The RESPOND Project research team sorted the resources into five categories: cross-cutting, policy-focused, service-focused, community-focused, and individual-focused. They then grouped the resources into type: Training Tool (a capacity-building resource that enables users to impart knowledge and/or skills to others), Assessment (a resource that enables users to conduct programmatic assessments or to develop and use indicators or methodologies to track elements, progress, or results of programmes), Framework (or conceptual model), Methodology (or process, such as for quality improvement), Implementation (resources such as manuals or handbooks that provide direction for how to carry out a programme or programme component), and Job Aid (geared to assist health providers to implement a specific task).
The report includes links to more than 350 tools, each reviewed and categorised. Below are some examples as described by RESPOND:
Cross-cutting: Transforming Health Systems: Gender and Rights in Reproductive Health - A Training Curriculum for Health Managers. This manual is a training resource for trainers for a 3-week course designed to equip participants with analytical tools and skills to operationalise reproductive health (RH) policies and programmes as envisioned in the International Conference on Population and Development (ICPD) Programme of Action and based on human rights norms and standards. The manual offers a session- and case-based curriculum on how to promote gender equity and reproductive rights. It is intended for health managers, planners, policymakers, health activists, and others with RH responsibilities; and academic and activist trainers offering courses in research and programming health, as well as in gender.
Policy: Sexual and Reproductive Health (SRH) and Human Rights: A Tool for Examining Laws, Regulations, and Policies. This SRH and human rights tool allows country stakeholders to use a human rights framework to examine the legal, policy, and regulatory environment; identify barriers and gaps; and make recommendations to support an enabling environment that fosters the enjoyment of rights and supports sSRHh.

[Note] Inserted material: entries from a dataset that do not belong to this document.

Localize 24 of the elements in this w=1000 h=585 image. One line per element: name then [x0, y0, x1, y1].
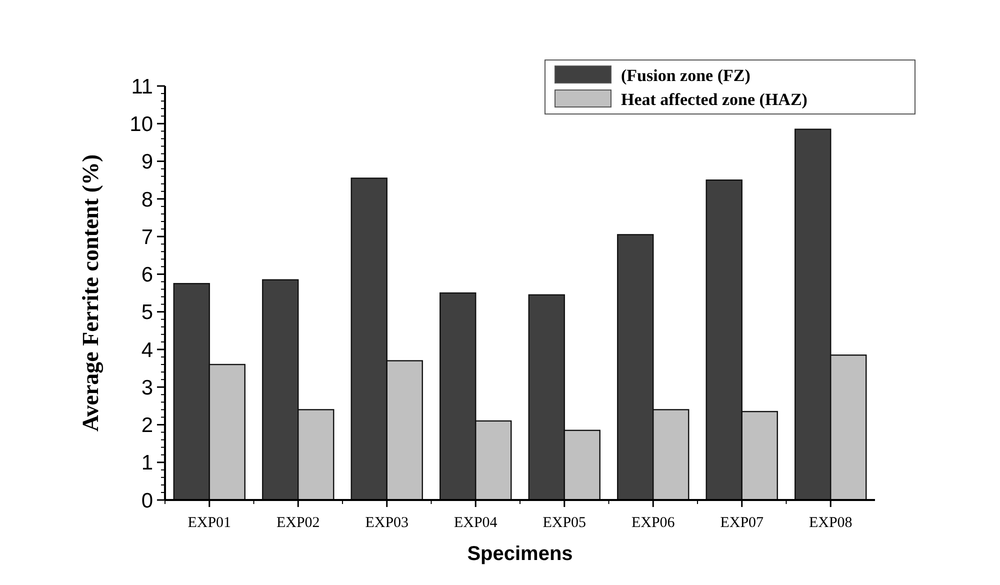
y-tick-label: 11	[131, 75, 153, 98]
legend-label: Heat affected zone (HAZ)	[621, 90, 808, 109]
legend-label: (Fusion zone (FZ)	[621, 66, 750, 85]
y-tick-label: 1	[141, 452, 153, 475]
x-axis-title: Specimens	[467, 543, 573, 565]
x-tick-label: EXP05	[542, 515, 586, 531]
y-axis-title: Average Ferrite content (%)	[78, 154, 104, 432]
y-tick-label: 6	[141, 264, 153, 287]
y-tick-label: 5	[141, 301, 153, 324]
x-tick-label: EXP02	[276, 515, 320, 531]
y-tick-label: 10	[130, 112, 153, 136]
y-tick-label: 4	[141, 338, 154, 362]
y-tick-label: 0	[141, 489, 153, 512]
y-tick-label: 7	[141, 226, 153, 249]
x-tick-label: EXP03	[365, 515, 409, 531]
y-tick-label: 3	[141, 376, 153, 400]
x-tick-label: EXP04	[454, 515, 498, 531]
x-tick-label: EXP07	[720, 515, 764, 531]
y-tick-label: 2	[141, 414, 153, 438]
y-tick-label: 9	[141, 150, 153, 174]
y-tick-label: 8	[141, 188, 153, 212]
x-tick-label: EXP06	[631, 515, 676, 531]
x-tick-label: EXP01	[188, 515, 232, 531]
x-tick-label: EXP08	[808, 515, 852, 531]
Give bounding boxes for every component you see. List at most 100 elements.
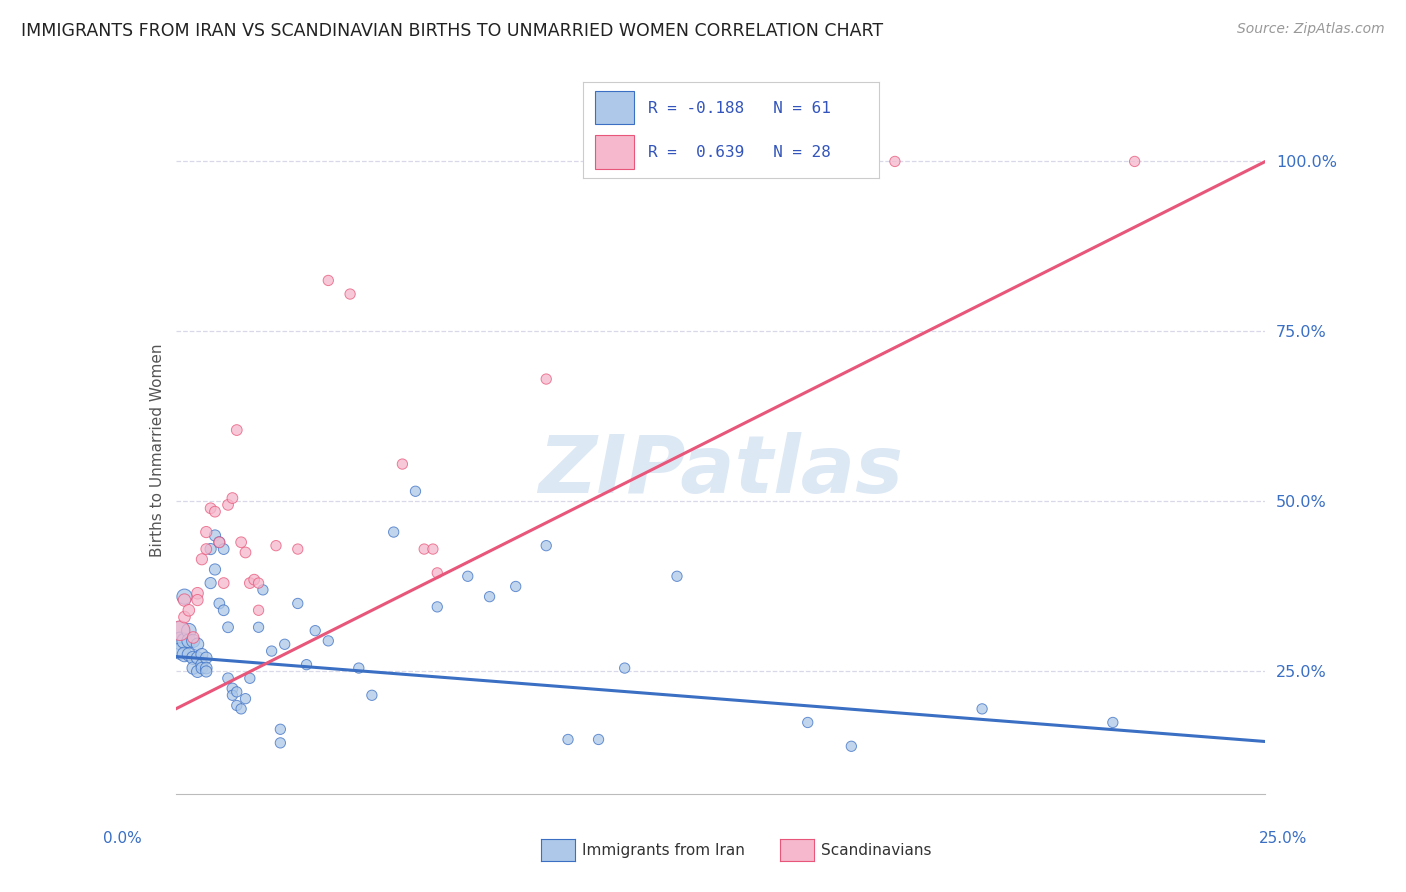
Point [426, 599, 449, 614]
Point [318, 273, 340, 287]
Point [173, 590, 195, 604]
Point [318, 633, 340, 648]
Point [269, 723, 291, 737]
Point [225, 698, 247, 713]
Point [177, 624, 200, 638]
Point [221, 688, 243, 702]
Point [191, 552, 214, 566]
Point [884, 154, 907, 169]
Point [195, 524, 218, 539]
Point [1123, 154, 1146, 169]
Point [231, 535, 253, 549]
Point [796, 715, 818, 730]
Point [169, 624, 191, 638]
Point [235, 545, 257, 559]
Point [557, 732, 579, 747]
Point [186, 593, 209, 607]
Point [186, 637, 209, 651]
Point [225, 685, 247, 699]
Text: Immigrants from Iran: Immigrants from Iran [582, 843, 745, 857]
Point [413, 542, 436, 557]
Point [391, 457, 413, 471]
Point [173, 633, 195, 648]
Point [231, 702, 253, 716]
Point [422, 542, 444, 557]
Point [177, 603, 200, 617]
Point [970, 702, 993, 716]
Point [534, 539, 557, 553]
Point [269, 736, 291, 750]
Point [208, 597, 231, 611]
Point [204, 528, 226, 542]
Point [252, 582, 274, 597]
Point [169, 633, 191, 648]
Point [181, 661, 204, 675]
Point [186, 651, 209, 665]
Point [208, 535, 231, 549]
Point [382, 524, 405, 539]
Text: Source: ZipAtlas.com: Source: ZipAtlas.com [1237, 22, 1385, 37]
Point [177, 633, 200, 648]
Point [287, 597, 309, 611]
Point [204, 505, 226, 519]
Point [841, 739, 863, 754]
Point [426, 566, 449, 580]
Point [208, 535, 231, 549]
Point [195, 542, 218, 557]
Point [304, 624, 326, 638]
Point [221, 491, 243, 505]
Point [534, 372, 557, 386]
Point [588, 732, 610, 747]
Point [221, 681, 243, 696]
Point [347, 661, 370, 675]
Point [247, 603, 270, 617]
Point [195, 651, 218, 665]
Point [173, 593, 195, 607]
Point [243, 573, 266, 587]
Point [217, 671, 239, 685]
Point [666, 569, 689, 583]
Point [186, 586, 209, 600]
Text: R =  0.639   N = 28: R = 0.639 N = 28 [648, 145, 831, 160]
Text: 0.0%: 0.0% [103, 831, 142, 846]
Point [173, 610, 195, 624]
Point [478, 590, 501, 604]
Point [339, 287, 361, 301]
Point [195, 665, 218, 679]
Bar [595, 135, 634, 169]
Bar [595, 91, 634, 125]
Point [212, 603, 235, 617]
Point [217, 498, 239, 512]
Point [191, 661, 214, 675]
Point [1102, 715, 1125, 730]
Point [181, 651, 204, 665]
Point [217, 620, 239, 634]
Point [360, 688, 382, 702]
Point [200, 576, 222, 591]
Point [264, 539, 287, 553]
Text: 25.0%: 25.0% [1260, 831, 1308, 846]
Point [191, 657, 214, 672]
Point [457, 569, 479, 583]
Point [260, 644, 283, 658]
Point [212, 542, 235, 557]
Point [169, 624, 191, 638]
Text: Scandinavians: Scandinavians [821, 843, 932, 857]
Point [169, 644, 191, 658]
Point [287, 542, 309, 557]
Point [195, 661, 218, 675]
Point [200, 542, 222, 557]
Point [173, 648, 195, 662]
Point [186, 665, 209, 679]
Point [181, 633, 204, 648]
Point [295, 657, 318, 672]
Point [225, 423, 247, 437]
Point [247, 576, 270, 591]
Point [212, 576, 235, 591]
Text: ZIPatlas: ZIPatlas [538, 432, 903, 510]
Point [505, 579, 527, 593]
Point [200, 501, 222, 516]
Point [177, 648, 200, 662]
Point [239, 671, 262, 685]
Point [405, 484, 427, 499]
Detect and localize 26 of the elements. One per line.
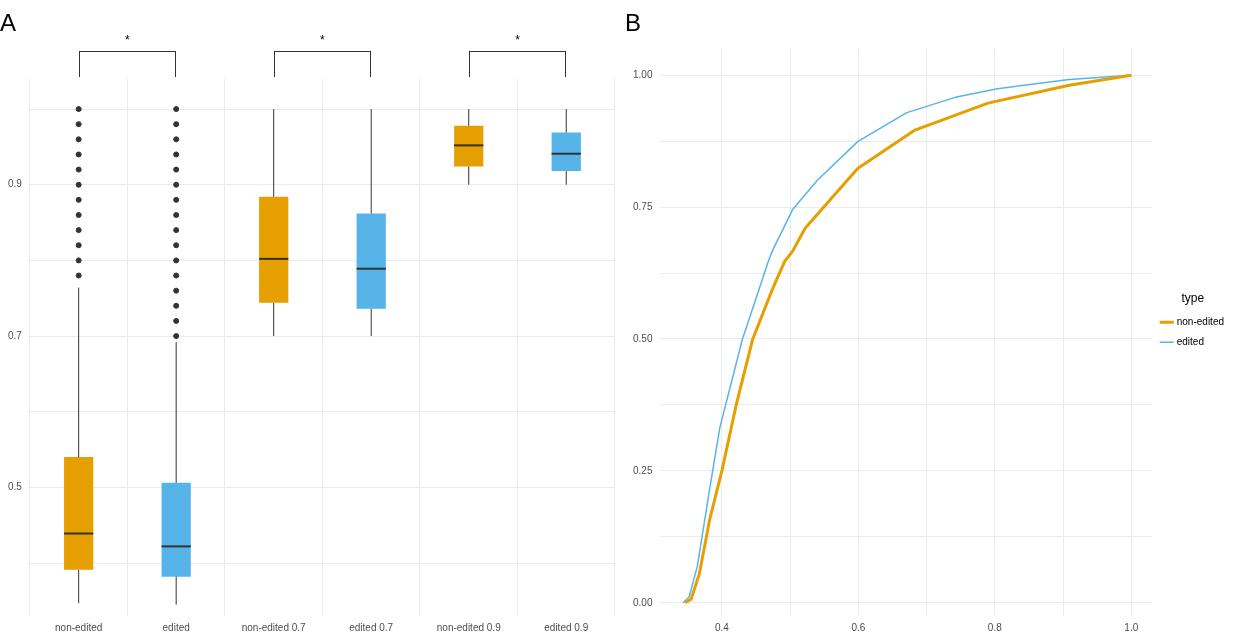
x-tick-label: 0.4 xyxy=(714,621,730,633)
y-tick-label: 0.5 xyxy=(8,481,23,493)
y-tick-label: 0.9 xyxy=(8,178,23,190)
y-tick-label: 0.50 xyxy=(632,332,653,344)
x-tick-label: non-edited 0.9 xyxy=(436,621,502,633)
x-tick-label: edited 0.7 xyxy=(349,621,394,633)
legend-label: edited xyxy=(1176,335,1204,347)
text: * xyxy=(124,32,131,47)
y-tick-label: 0.00 xyxy=(632,596,653,608)
x-tick-label: non-edited xyxy=(55,621,103,633)
x-tick-label: 0.6 xyxy=(851,621,866,633)
legend-title: type xyxy=(1181,291,1205,306)
y-tick-label: 0.25 xyxy=(632,464,653,476)
chart-title: A xyxy=(0,9,17,37)
chart-title: B xyxy=(625,9,642,37)
x-tick-label: 1.0 xyxy=(1124,621,1139,633)
y-tick-label: 0.75 xyxy=(632,200,653,212)
y-tick-label: 1.00 xyxy=(632,68,653,80)
x-tick-label: 0.8 xyxy=(987,621,1003,633)
text: * xyxy=(319,32,326,47)
x-tick-label: edited 0.9 xyxy=(544,621,589,633)
text: * xyxy=(514,32,521,47)
x-tick-label: edited xyxy=(162,621,190,633)
legend-label: non-edited xyxy=(1176,315,1224,327)
y-tick-label: 0.7 xyxy=(8,329,23,341)
x-tick-label: non-edited 0.7 xyxy=(241,621,307,633)
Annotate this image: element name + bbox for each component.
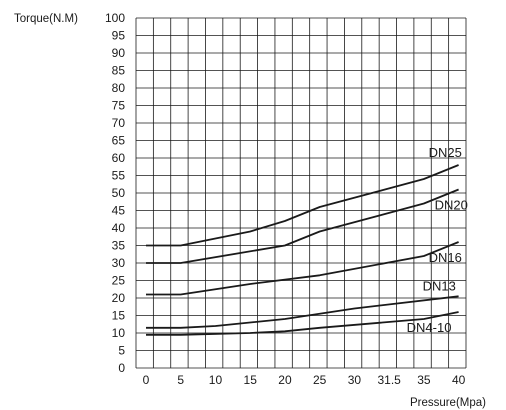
series-labels: DN25 DN20 DN16 DN13 DN4-10 (407, 145, 468, 335)
y-tick-label: 0 (118, 361, 125, 375)
y-tick-label: 60 (112, 151, 126, 165)
y-axis-ticks: 0 5 10 15 20 25 30 35 40 45 50 55 60 65 70 75 80 85 90 95 10… (105, 11, 125, 375)
x-tick-label: 10 (209, 373, 223, 387)
y-tick-label: 100 (105, 11, 125, 25)
y-tick-label: 35 (112, 239, 126, 253)
y-tick-label: 55 (112, 169, 126, 183)
x-tick-label: 15 (244, 373, 258, 387)
y-tick-label: 70 (112, 116, 126, 130)
y-tick-label: 75 (112, 99, 126, 113)
x-tick-label: 35 (417, 373, 431, 387)
y-tick-label: 10 (112, 326, 126, 340)
y-tick-label: 85 (112, 64, 126, 78)
series-line-dn25 (146, 164, 459, 247)
x-tick-label: 40 (452, 373, 466, 387)
x-tick-label: 5 (177, 373, 184, 387)
y-tick-label: 80 (112, 81, 126, 95)
y-tick-label: 40 (112, 221, 126, 235)
y-tick-label: 65 (112, 134, 126, 148)
series-line-dn20 (146, 188, 459, 264)
y-axis-title: Torque(N.M) (14, 13, 78, 25)
series-label-dn13: DN13 (423, 278, 456, 293)
series-label-dn4-10: DN4-10 (407, 320, 452, 335)
x-tick-label: 0 (143, 373, 150, 387)
x-tick-label: 20 (278, 373, 292, 387)
y-tick-label: 30 (112, 256, 126, 270)
x-axis-ticks: 0 5 10 15 20 25 30 31.5 35 40 (143, 373, 466, 387)
series-line-dn16 (146, 241, 459, 296)
y-tick-label: 15 (112, 309, 126, 323)
y-tick-label: 95 (112, 29, 126, 43)
y-tick-label: 50 (112, 186, 126, 200)
y-tick-label: 25 (112, 274, 126, 288)
y-tick-label: 45 (112, 204, 126, 218)
x-tick-label: 31.5 (377, 373, 401, 387)
x-axis-title: Pressure(Mpa) (410, 397, 486, 409)
series-lines (146, 164, 459, 336)
series-line-dn4-10 (146, 311, 459, 336)
y-tick-label: 5 (118, 344, 125, 358)
x-tick-label: 25 (313, 373, 327, 387)
x-tick-label: 30 (348, 373, 362, 387)
series-label-dn25: DN25 (429, 145, 462, 160)
series-label-dn20: DN20 (435, 198, 468, 213)
series-line-dn13 (146, 295, 459, 329)
grid (135, 17, 467, 369)
y-tick-label: 20 (112, 291, 126, 305)
series-label-dn16: DN16 (429, 250, 462, 265)
y-tick-label: 90 (112, 46, 126, 60)
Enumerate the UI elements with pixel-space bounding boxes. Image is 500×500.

Service: Rethinking Differences and Rights in Sexual and Reproductive Health: A Training Manual for Healthcare Providers (Module 3: Quality Care I: Quality in Human Relation and Technical Quality. This training package, originally developed for Bolivia, promotes gender-sensitive, high-quality care in SRH services, with the goal of contributing to sustained improvements in health. A gender perspective is applied to help participants better understand diversity and to respond to differentiated groups of users and dynamics between them.
Community: Mobilising Communities on Young People's Health and Rights: An Advocacy Toolkit for Programme Managers and an Advocacy Training Guide. This toolkit is designed to assist programme planners and managers to design, conduct, and evaluate advocacy campaigns to advance the implementation of existing policies, with a specific focus on young people's sexual and reproductive health and rights (SRHR). It is intended for use with community-based organisations, youth groups, and other grassroots partners interested in improving access to SRHR information and services for youth.
Individual: Working with Young Women: Empowerment, Rights, and Health. This tool provides educators, volunteers, teachers, and others a series of group educational activities to promote awareness about gender inequities, rights, and health among young women ages 15-24 years and to develop their skills so that they can feel more capable of acting in empowered ways in different spheres of their lives.
The authors note that 29% of the tools reviewed had an explicit focus on human rights. Others, while not designed to protect and fulfil rights, did contain elements that support rights. Interestingly, the tools that have an explicit focus on rights came up in searches of materials from more recent years, which may indicate a rising tendency to develop such tools for programming. They conclude with some recommendations for future development of FP tools with a rights focus.